SAT Scores Down in Richland 2

RICHLAND – For the fourth consecutive year, Richland 2 schools’ composite SAT scores for graduating seniors declined. While a 7-point drop announced last week is less dramatic than in recent years, it brings the total slide for the four-year period to 77 points. Of the District’s five high schools, Blythewood High School showed the greatest improvement (51 points) and had the largest percentage of seniors (77 percent) taking the test. Westwood High School had the lowest percentage of seniors (37 percent) taking the test and the lowest composite score of 1,203.

SAT provides scores for graduating seniors, primarily for those headed toward higher education, in three areas: Critical Reading, Math and Writing with each of the three areas worth 800 points for a perfect score of 2400. The 2013 composite score for public schools nationally was 1,474, down three points. South Carolina public school scores were up one point at 1,423.

Interim Superintendent Debbie Hamm told The Voice that several factors have contributed to Richland 2’s decline – a much higher percentage of students taking the SAT test, transience (20 percent turnover every two years) and increasing poverty among students. The SAT, she said, is based on cumulative knowledge. “Understanding the factors and not allowing them to become excuses has been important as the District laid out a pro-active plan to tackle declining test scores,” said Hamm.

“The drop in SAT scores was due mainly to a drop in math scores – also reflected in elementary and middle school testing results earlier this year,” she said. “That focus in middle school math, particularly algebra, is important for improving SAT scores and just as important for increased academic achievements for all the district’s students.”

While Blythewood High School was the second highest scoring high school in the District with a composite score of 1,417, it scored slightly below the state and national average and 89 points behind top scoring Spring Valley High School. Blythewood’s Principal Keith Price was quick to credit Blythewood’s huge gains to students and teachers, but he added that the school has “consistently applied the same methodology since the school opened. Relationship is key in directing students to the test [SAT or ACT] that best suits their test taking style and long term aspirations,” Price explained.

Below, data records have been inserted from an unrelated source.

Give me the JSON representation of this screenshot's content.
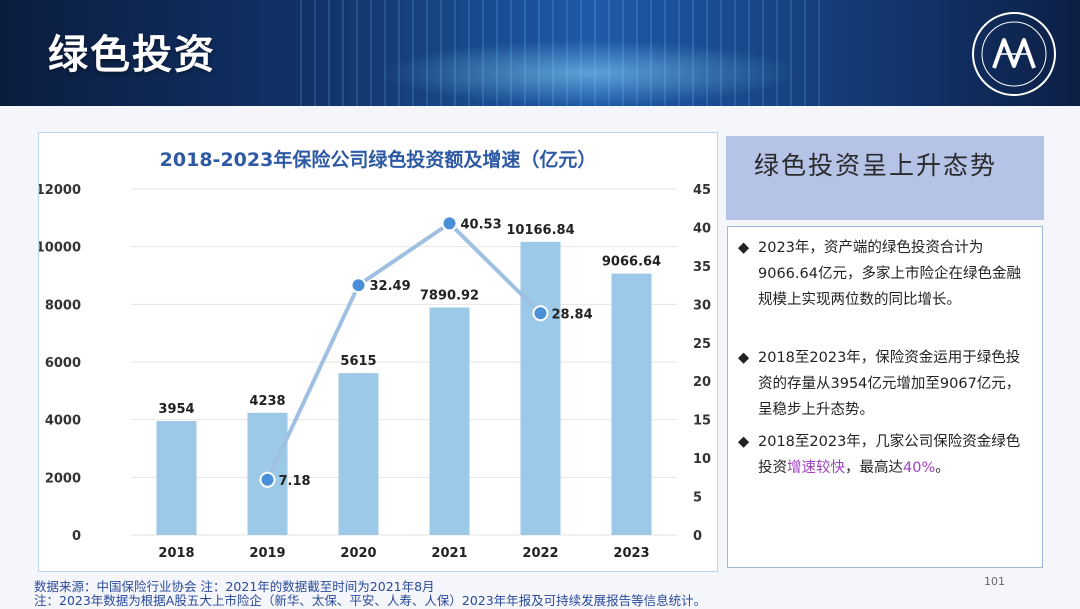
{
  "header": {
    "title": "绿色投资"
  },
  "colors": {
    "bar": "#9cc9e8",
    "line": "#9fc0e2",
    "marker": "#4a90d9",
    "title": "#2e5aa4"
  },
  "chart_data": {
    "type": "bar",
    "title": "2018-2023年保险公司绿色投资额及增速（亿元）",
    "categories": [
      "2018",
      "2019",
      "2020",
      "2021",
      "2022",
      "2023"
    ],
    "series": [
      {
        "values": [
          3954,
          4238,
          5615,
          7890.92,
          10166.84,
          9066.64
        ]
      },
      {
        "values": [
          null,
          7.18,
          32.49,
          40.53,
          28.84,
          null
        ]
      }
    ],
    "bar_labels": [
      "3954",
      "4238",
      "5615",
      "7890.92",
      "10166.84",
      "9066.64"
    ],
    "line_labels": [
      "",
      "7.18",
      "32.49",
      "40.53",
      "28.84",
      ""
    ],
    "ylim": [
      0,
      12000
    ],
    "y_ticks": [
      "0",
      "2000",
      "4000",
      "6000",
      "8000",
      "10000",
      "12000"
    ],
    "y2lim": [
      0,
      45
    ],
    "y2_ticks": [
      "0",
      "5",
      "10",
      "15",
      "20",
      "25",
      "30",
      "35",
      "40",
      "45"
    ],
    "grid": true
  },
  "side": {
    "heading": "绿色投资呈上升态势",
    "bullets": [
      {
        "marker": "◆",
        "text": "2023年，资产端的绿色投资合计为9066.64亿元，多家上市险企在绿色金融规模上实现两位数的同比增长。"
      },
      {
        "marker": "◆",
        "text": "2018至2023年，保险资金运用于绿色投资的存量从3954亿元增加至9067亿元，呈稳步上升态势。"
      },
      {
        "marker": "◆",
        "text_a": "2018至2023年，几家公司保险资金绿色投资",
        "highlight1": "增速较快",
        "text_b": "，最高达",
        "highlight2": "40%",
        "text_c": "。"
      }
    ]
  },
  "footer": {
    "source": "数据来源：中国保险行业协会  注：2021年的数据截至时间为2021年8月",
    "note": "注：2023年数据为根据A股五大上市险企（新华、太保、平安、人寿、人保）2023年年报及可持续发展报告等信息统计。",
    "page": "101"
  }
}
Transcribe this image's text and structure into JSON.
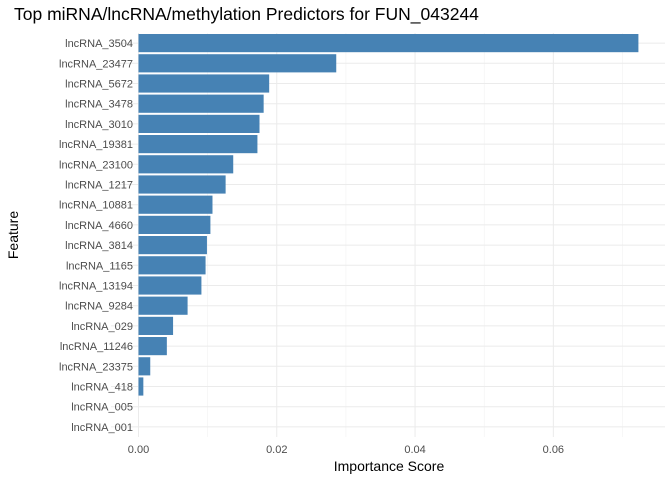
{
  "chart_data": {
    "type": "bar",
    "orientation": "horizontal",
    "title": "Top miRNA/lncRNA/methylation Predictors for FUN_043244",
    "xlabel": "Importance Score",
    "ylabel": "Feature",
    "xlim": [
      0,
      0.0725
    ],
    "x_ticks": [
      0.0,
      0.02,
      0.04,
      0.06
    ],
    "x_tick_labels": [
      "0.00",
      "0.02",
      "0.04",
      "0.06"
    ],
    "grid": true,
    "bar_color": "#4682B4",
    "categories": [
      "lncRNA_3504",
      "lncRNA_23477",
      "lncRNA_5672",
      "lncRNA_3478",
      "lncRNA_3010",
      "lncRNA_19381",
      "lncRNA_23100",
      "lncRNA_1217",
      "lncRNA_10881",
      "lncRNA_4660",
      "lncRNA_3814",
      "lncRNA_1165",
      "lncRNA_13194",
      "lncRNA_9284",
      "lncRNA_029",
      "lncRNA_11246",
      "lncRNA_23375",
      "lncRNA_418",
      "lncRNA_005",
      "lncRNA_001"
    ],
    "values": [
      0.0723,
      0.0286,
      0.0189,
      0.0181,
      0.0175,
      0.0172,
      0.0137,
      0.0126,
      0.0107,
      0.0104,
      0.0099,
      0.0097,
      0.0091,
      0.0071,
      0.005,
      0.0041,
      0.0017,
      0.0007,
      0.0,
      0.0
    ]
  }
}
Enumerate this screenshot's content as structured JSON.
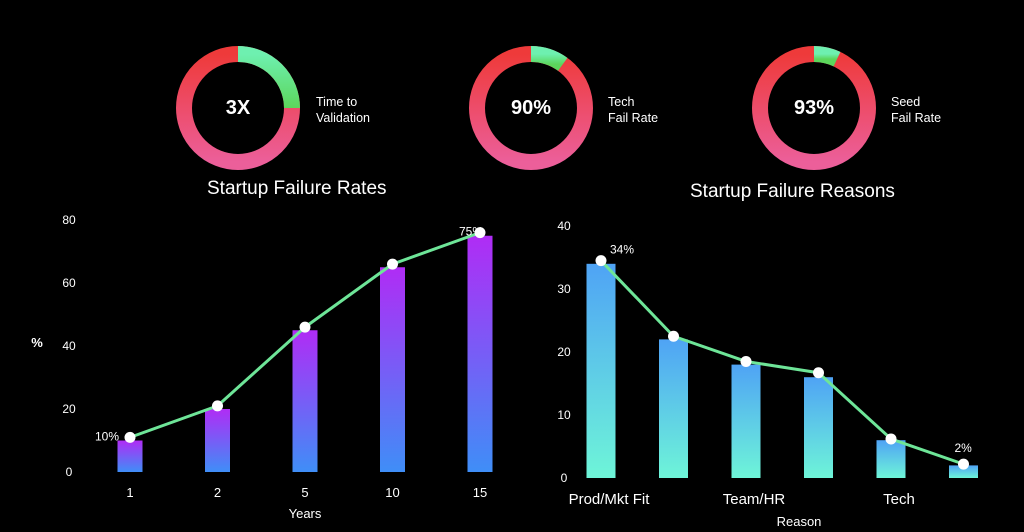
{
  "gauges": [
    {
      "value": "3X",
      "label_line1": "Time to",
      "label_line2": "Validation",
      "fill_fraction": 0.25
    },
    {
      "value": "90%",
      "label_line1": "Tech",
      "label_line2": "Fail Rate",
      "fill_fraction": 0.1
    },
    {
      "value": "93%",
      "label_line1": "Seed",
      "label_line2": "Fail Rate",
      "fill_fraction": 0.07
    }
  ],
  "titles": {
    "left": "Startup Failure Rates",
    "right": "Startup Failure Reasons"
  },
  "colors": {
    "ring_green_start": "#6ef0b0",
    "ring_green_end": "#5cd65c",
    "ring_red": "#ee3a3a",
    "ring_pink": "#ec5f9a",
    "bar_left_top": "#b02cf5",
    "bar_left_bottom": "#3f8ef7",
    "bar_right_top": "#4fa3f5",
    "bar_right_bottom": "#6ef5d8",
    "line": "#6ee598",
    "point": "#ffffff"
  },
  "chart_data": [
    {
      "type": "bar",
      "title": "Startup Failure Rates",
      "xlabel": "Years",
      "ylabel": "%",
      "categories": [
        "1",
        "2",
        "5",
        "10",
        "15"
      ],
      "values": [
        10,
        20,
        45,
        65,
        75
      ],
      "line_values": [
        11,
        21,
        46,
        66,
        76
      ],
      "data_labels": [
        {
          "index": 0,
          "text": "10%"
        },
        {
          "index": 4,
          "text": "75%"
        }
      ],
      "ylim": [
        0,
        80
      ],
      "yticks": [
        0,
        20,
        40,
        60,
        80
      ],
      "grid": false
    },
    {
      "type": "bar",
      "title": "Startup Failure Reasons",
      "xlabel": "Reason",
      "ylabel": "",
      "categories": [
        "Prod/Mkt Fit",
        "",
        "Team/HR",
        "",
        "Tech",
        ""
      ],
      "values": [
        34,
        22,
        18,
        16,
        6,
        2
      ],
      "line_values": [
        34.5,
        22.5,
        18.5,
        16.7,
        6.2,
        2.2
      ],
      "data_labels": [
        {
          "index": 0,
          "text": "34%"
        },
        {
          "index": 5,
          "text": "2%"
        }
      ],
      "ylim": [
        0,
        40
      ],
      "yticks": [
        0,
        10,
        20,
        30,
        40
      ],
      "grid": false
    }
  ]
}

Price said that 60 percent of the school’s graduating seniors go on to a four-year college and 30 percent to a two-year program. To help assure these students’ admission to the college of their choice, Price said he and his guidance counselors study the SAT scores of their students.

“When a student is not achieving a SAT score that will enable them to realistically apply for the college of their dreams, we encourage them to take the ACT. The subtle differences in the way knowledge is measured between the two tests have many students leaning toward one or the other,” Price said.

Like other high schools in the District, both Blythewood High School and Westwood offer SAT workshops with Blythewood offering a semester-long SAT prep class.

When asked about Westwood’s scores, Principal Ralph Schmidt said he is always concerned about test scores, “because every good principal uses data to find ways to make improvements. I and our Red Hawk community want to see growth,” Schmidt said.

Westwood opened just a year ago with a senior class of 112 students. Schmidt said that with the work of the school’s guidance counselors, many of the fourth year students not classified as seniors were able to take the state required classes. About 130 students were able to earn senior status and graduate.

Schmidt said the goal of every principal “is to be realistic with our students and provide opportunities for every student regardless of their post high school plans.” While looking forward to seeing improvement in SAT and ACT scores in the future, Schmidt said he remains optimistic that Westwood will remain a school that advocates for all students. He said he expects this second year to be a better indicator of the student body.

ACT scores remained steady for the state and district at 20.1, with Blythewood High School scoring second highest in the district with 20.4, up 0.8 points over last year. Westwood scored 16.6. The ACT is content based in four subjects: English (which includes Social Studies), Math, Reading, and Science, with a perfect score being 36.

According to Hamm, while test-taking strategies are advantageous to the college bound student, interpreting data at the district and individual school level is only part of the pool to be considered when looking at the District’s test scores.

“I would encourage the community to keep SAT and ACT scores in perspective with all other data,” Hamm said. “One of our goals is for college bound students to be prepared for the college of their choice.” Hamm said she is confident that they are.